Corthera’s Pre-RELAX-AHF/RELAX-AHF study is a phase II/III, multicentre, randomised, double-blind, placebo-controlled, parallel-group, international trial designed to evaluate the efficacy and safety of relaxin for the treatment of AHF. In the Phase II Pre-RELAX-AHF study, the objective was proof-of-concept and dose and endpoint selection. Patients selected for the study presented to the hospital with dyspnea due to AHF and with normal or elevated blood pressure. In the phase III RELAX-AHF study, the objective is to confirm safety and efficacy. The Pre-RELAX-AHF/RELAX-AHF study was designed and conducted in collaboration with Momentum Research, headed by Gad Cotter, a noted heart failure expert.


Patients in the Pre-RELAX-AHF study were randomly assigned to receive intravenous relaxin at doses of 10, 30, 100, or 250mcg/kg/day or placebo for two days.
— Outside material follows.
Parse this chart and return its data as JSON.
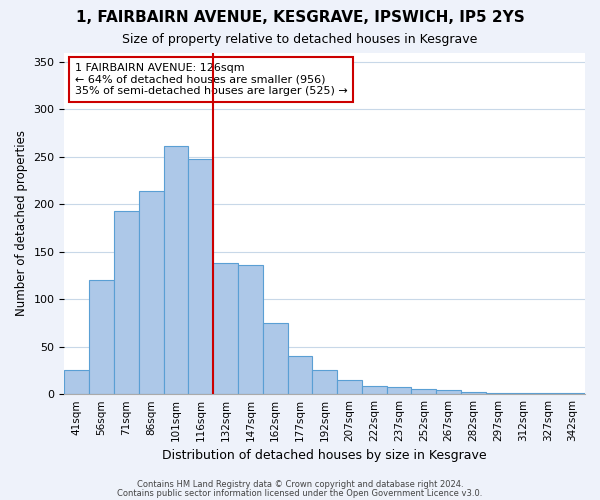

The study indicated that the 30-mcg/kg dose of relaxin (relaxin-30) was the most effective. More patients, approximately 40%, reported moderate or marked improvements in dyspnea at six, 12 and 24 hours when treated with relaxin-30, as compared to 23% of patients assigned to placebo (p=0.04). Relief remained significantly greater at day 14. Researchers also noted trends with relaxin toward greater weight loss, less need for intravenous diuretics, and less worsening of heart failure in the hospital. When all of the doses of relaxin were compared with placebo, hospital stay was one to two days shorter. Relaxin had a good safety profile in the study.


Following 60 days, 3% of patients in the relaxin-30 group had been rehospitalised for heart failure and no patients died of cardiovascular causes, as compared to 17% in the placebo group (p=0.06), a greater than 80% reduction. After an average follow-up of four-and-a-half months, no patients in the relaxin-30 group had died of cardiovascular causes, as compared to 14% of those in the placebo group (p=0.046).